Leagues Collaborate on Back Office Operations
At the American Association of Credit Union Leagues conference last November, league CEOs Diana Dykstra, John Bratsakis and Greg Michlig had a long talk about a topic they care deeply about — league collaboration.
Before leaving the conference, the trio decided to take the first steps to see if their specific collaborative idea would work: To combine and standardize the back office operations of the California Credit Union League, the New Jersey Credit Union League and the Maryland-District of Columbia Credit Union Association.
More importantly, the CEOs wanted to find out whether standardizing information technology, human resources, accounting and financing processes would produce substantial cost reductions, enabling the trades to plow more resources in to what member credit unions value most — advocacy, education, compliance and business services.
Dykstra, president/CEO of the California league, asked Tony Kitt, the league’s senior vice president of strategic innovation and planning, to develop a business case analysis to determine the feasibility of combining the leagues’ back office operations.
“Diana has been very vocal about collaboration within the league system to keep their business model viable,” Kitt said. “I believe that vision she has really resonated with John Bratsakis and Greg Michlig, who also had that same vision.”
Kitt said his business case analysis determined the collaborative project could work and expand once it is up and running.
“We are very excited about this collaboration, as in the long term it can be beneficial to those leagues/associations that want to maintain their independence and improve cost and benefit structures,” Dykstra said.
Based on Kitt’s business analysis and many more phone conference discussions among the CEOs, the leagues have agreed in principle to establish a new cooperative CUSO-like business, including the ownership characteristics, governance model, bylaws, business plan and the core service offerings, which would manage the three leagues’ back office operations.
“Collaboration is something I’ve thought about since I came into this industry,” said Bratsakis, president CEO of the Maryland-District of Columbia league. “Collaboration is something we have to do to survive in the long term.”
“I think there is a great deal of potential with this collaboration that we are very excited about,” said Michlig, president/CEO of the New Jersey league.
The name of this new entity will be Plexcity. The name comes from the word plexus, which basically means network. The word is a common medical term to describe a complex network of blood vessels and nerves, according to Dictionary.com.
Kitt is in the throes of working on all of the due diligence details of Plexcity, which will be chartered in Nevada as a cooperative and employ 16 people. Most of them will be from the California league.
A search is under way for Plexcity’s office space, which will be located somewhere in southern California. The new venture’s start date is tentatively set for Oct. 1.
In Plexcity’s first year of operations, Kitt projected the costs would be slightly higher because of start-up expenses, as well as the initial costs of standardizing the processes of IT, HR, accounting and finance.
“In the second year and beyond there is significant savings, and we believe 15% to 20% in overall savings is achievable and could be greater when other leagues join the cooperative,” Kitt said.
Keeping the partnership to three leagues was deliberate.
“I think the objective is to keep the collaboration small, see how it goes, learn some lessons from what we have done and then scale it up from there,” Kitt said. “Once we get it up and running the expectation is certainly to invite other leagues to participate.”
One of the other advantages of Plexcity is that it offers an alternative to league mergers, which has been a major industry trend the last eight years. From 2007 to 2013, 16 state leagues merged. Ten formed two-state leagues and six merged to create three-state leagues. These leagues were driven to merge in part because credit union mergers have eroded league revenue streams such as membership and program fees.
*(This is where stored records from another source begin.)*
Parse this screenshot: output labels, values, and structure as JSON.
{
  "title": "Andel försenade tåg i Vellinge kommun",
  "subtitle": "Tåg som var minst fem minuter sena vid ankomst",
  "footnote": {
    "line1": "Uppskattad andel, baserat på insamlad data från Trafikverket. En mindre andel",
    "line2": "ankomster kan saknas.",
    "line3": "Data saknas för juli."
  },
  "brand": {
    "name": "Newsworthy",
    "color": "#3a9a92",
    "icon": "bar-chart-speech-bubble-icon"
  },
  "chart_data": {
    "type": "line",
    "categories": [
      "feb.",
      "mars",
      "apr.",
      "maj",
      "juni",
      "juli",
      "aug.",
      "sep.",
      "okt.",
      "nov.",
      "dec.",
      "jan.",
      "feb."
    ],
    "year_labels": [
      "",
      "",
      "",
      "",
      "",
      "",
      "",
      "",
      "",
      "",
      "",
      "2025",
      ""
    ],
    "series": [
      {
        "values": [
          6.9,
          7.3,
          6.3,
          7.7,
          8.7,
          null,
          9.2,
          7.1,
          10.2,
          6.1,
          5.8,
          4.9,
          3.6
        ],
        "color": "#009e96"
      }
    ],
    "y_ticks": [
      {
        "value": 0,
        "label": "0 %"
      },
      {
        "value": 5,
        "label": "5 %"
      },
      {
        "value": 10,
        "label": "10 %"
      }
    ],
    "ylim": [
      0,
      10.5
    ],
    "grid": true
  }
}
Some leagues have remained independent because they have generated new revenues through for-profit business subsidiaries and other investments. Nonetheless, leagues still need to keep lowering operational costs where they can because member and program revenues will continue to decline with ongoing credit union mergers.
“(Plexcity) is a different model that we feel will serve the best interest of our members,” Michlig explained. “That doesn’t mean that other league mergers were not done in the best interest of their members. This collaboration was just the approach we felt comfortable with and fits best with what our boards of directors felt comfortable with as well.”
Although the CEOs have agreed in principle to form Plexcity, the due diligence stage is still under way. That means the new venture could be derailed if issues arise that cannot be resolved.
“We are now working through some of the tactical details of our due diligence … developing the contract between each league and the cooperative, building the service level agreements and understanding each leagues’ business environment and infrastructure,” Kitt said. “As we complete these final steps, we do not anticipate issues that cannot be resolved; however, there is risk until the leagues elect to become a member of the new cooperative.”
Kitt added the most significant risk centers on how well the leagues and Plexcity execute the new business paradigm.
“If the cooperative moves too slowly in eliminating redundant processes or the leagues fail to adapt to the news business environment, there is risk to achieving complete success,” he said. “That all said, I believe we’ve put together the ‘Avengers’ — the best possible leadership team and staff to pull this off. I am completely confident in our ability to exceed our owners’ expectations.”